Overview

Collection of Transplant Stem Cells for Plasma Cell Myeloma

Status:
Completed
Trial end date:
2018-01-11
Target enrollment:
0
Participant gender:
All
Summary
Background: - One beneficial treatment for plasma cell myeloma is high-dose chemotherapy followed by stem cell transplant. Researchers want to collect stem cells from the blood for later transplant. Objectives: - To collect stem cells for transplant as part of treatment for plasma cell myeloma. Eligibility: - Individuals at least 18 years of age who will have chemotherapy and stem cell transplant for plasma cell myeloma. Design: - Participants will be screened with a physical exam and medical history. Blood and urine samples will be collected. - Participants will have filgrastim injections for 5 days before collection. This will move stem cells from the bone marrow to the blood. - Participants will have apheresis to collect the stem cells. - Participants who need additional apheresis procedures to collect stem cells will have filgrastim and a dose of plerixafor to improve the collection yield.
Phase:
Phase 2
Accepts Healthy Volunteers?
No
Details
Lead Sponsor:
National Cancer Institute (NCI)
Treatments:
JM 3100
Lenograstim
Plerixafor
Criteria
- INCLUSION CRITERIA:

Multiple Myeloma Criteria:

Subjects with an indication for autologous hematopoietic cell transplant (AHCT) for the
treatment of PCM as determined by the principal investigator (PI) or lead associate
investigator (LAI).

- Subjects following induction treatment for plasma cell myeloma (PCM)

- Subjects with recurrent or persistent evaluable disease who have not undergone AHCT
for the treatment of the PCM.

Other Eligibility Criteria:

Age greater than or equal to 18 years and less than or equal to 75 years. In subjects
between 65 and 75 years of age, physiologic age and co-morbidity will be thoroughly
evaluated before enrolling.

Karnofsky performance status of 70% or greater (Eastern Cooperative Oncology Group ((ECOG)
0 or 1)

Ejection fraction (EF) by multigated acquisition scan (MUGA) or 2-D echocardiogram within
institution normal limits. In case of low ejection fraction (EF), the subject may remain
eligible after a stress echocardiogram is performed if the EF is more than 35% and if the
increase in EF with stress is estimated at 10% or more.

Hemoglobin (Hgb) greater than or equal to 8 g/dl (transfusion acceptable)
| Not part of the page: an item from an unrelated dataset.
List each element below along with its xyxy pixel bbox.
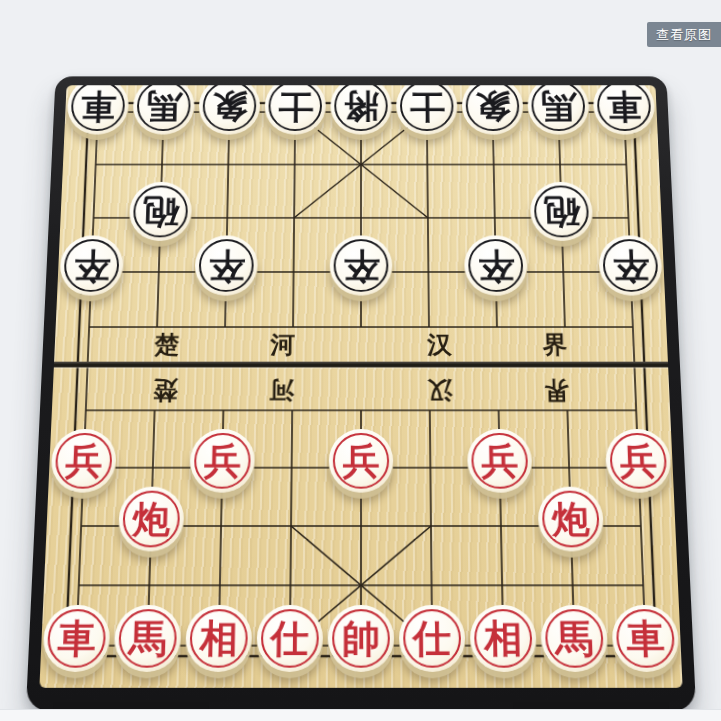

No history of abnormal bleeding tendency.

Patients must be able to give informed consent

EXCLUSION CRITERIA:

Prior allogeneic stem cell transplantation

Hypertension not adequately controlled by 3 or less medications.

Clinically significant cardiac pathology: myocardial infarction within 6 months prior to
enrollment, Class III or IV heart failure according to New York Heart Association (NYHA),
uncontrolled angina, severe uncontrolled ventricular arrhythmias, or electrocardiographic
evidence of acute ischemia or active conduction system abnormalities. Specifically, any
history of cardio-vascular pathology or symptoms, not clearly fitting this exclusion
criterion will prompt an evaluation by a Clinical Center Cardiologist and eligibility will
be considered on a case-by-case basis. Should the cardiologist deem the patients findings
on work-up to be not clinically significant pathology, the patient will have met this
exclusion criterion.

Patients with a history of coronary artery bypass grafting or angioplasty will receive a
cardiology evaluation and be considered on a case-by-case basis.

Active hepatitis B or C infection

Human immunodeficiency virus (HIV) seropositive, with positive confirmatory nucleic acid
test

Patients known or found to be pregnant.

Patients of childbearing age who are unwilling to practice contraception.

Patients may be excluded at the discretion of the principal investigator (PI)/lead
associate investigator (LAI) if it is deemed that allowing participation would represent an
unacceptable medical or psychiatric risk.